- Also known as: Love in the dock
- حب في قفص الاتهام
- Genre: Soap opera
- Written by: Ben Sufyan Zarah laajaimi
- Story by: Soufiane Ben Zarara
- Directed by: Bachir Sellami
- Starring: Sara Lalama Bahia Rachedi Amel Himer Mohammed Adjaimi
- Country of origin: Algeria
- Original language: Arabic
- No. of seasons: 1
- No. of episodes: 30

Production
- Production location: Algeria
- Running time: 45 minutes
- Production company: EPTV GROUP

Original release
- Network: Télévision Algérienne
- Release: 18 June – 16 July 2015

= Hob Fi Kafas El Itiham =

Algerian television soap opera

Love in the dock (حب في قفص الاتهام; Hob Fi Kafas El Itiham) is an Algerian television soap opera directed by Bachir Sellami.

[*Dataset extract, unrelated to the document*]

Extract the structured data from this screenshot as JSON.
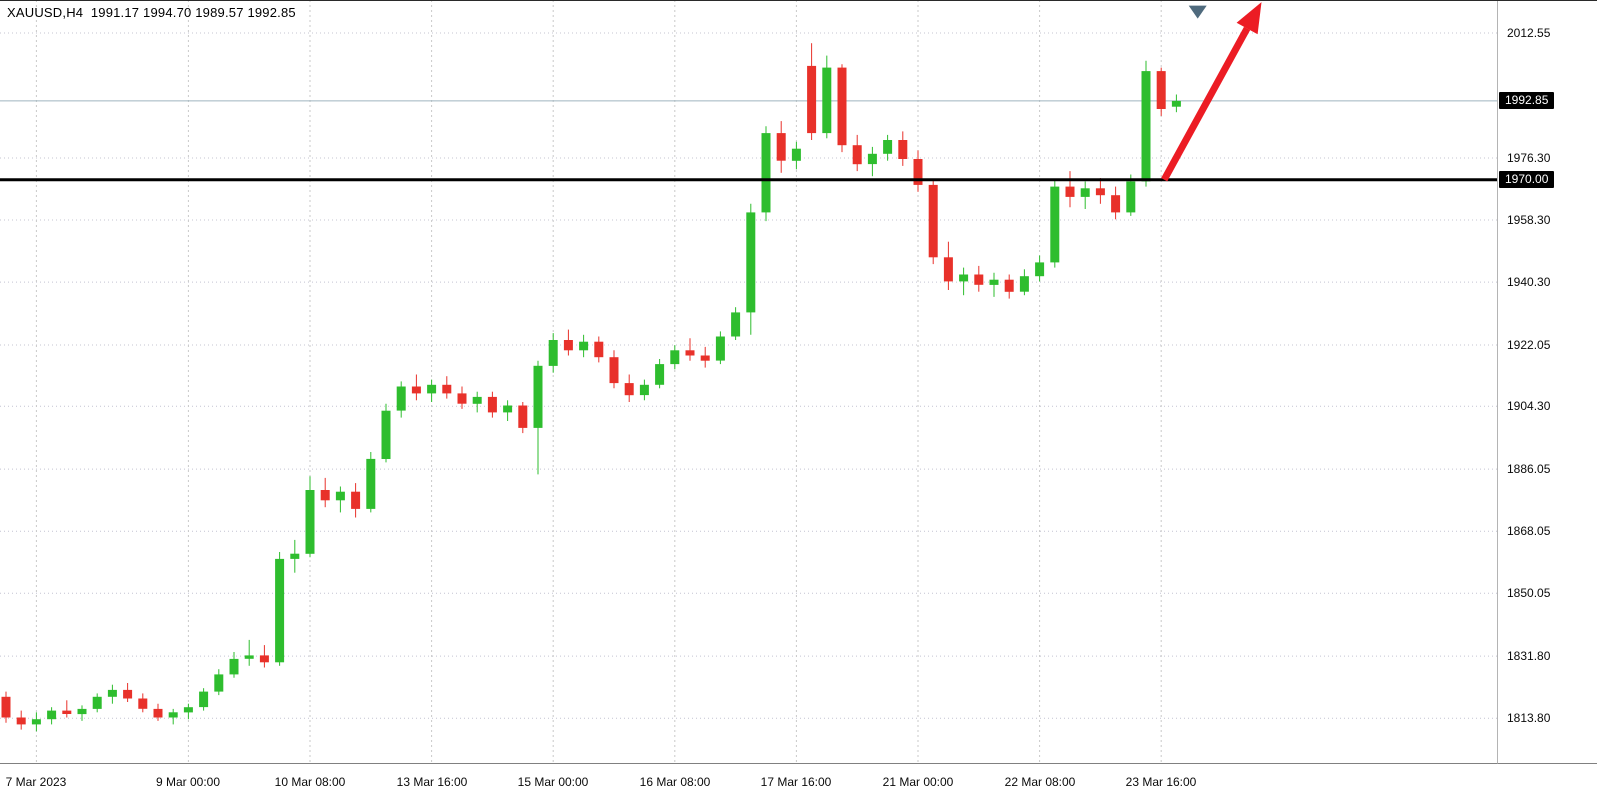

Broadcast from 18 June to 16 July 2015, the show aired on the channel A3 on Télévision Algérienne. The show aired during Ramadan, the month of fasting and religious observance in Islam.

== Premise ==
The series follows Yasmine, a young woman from a respectable, conservative Algerian family. Yasmine travels to the United States to complete her education, but ends up marrying a member of the Algerian American community and becomes pregnant. She returns to Algeria, hiding her marriage and pregnancy from her family.

== Cast ==

- Sara Lalama as Yasmine, (2015)
- Bahia Rachedi
- Amel Himer as Zainab, Yasmine's mother (2015)
- Mohamed Adjaimi as Hussein, Yasmine's father (2015)
- Ammar ?
- Sikritir Mimouni as Tariq
- Mustapha Laribi
- Abdel Nour Ba'omar as Riad
- Louisa Arpag
- Vezah Tokorta
- Nawal Fayza
- Noureddine Boussouf
- Jamal Awan
- Zakaria bin Mohammed
- Amal Hanifa
- Suha Oolhy

== Release ==
The show was released on 18 June 2015 on the channel A3.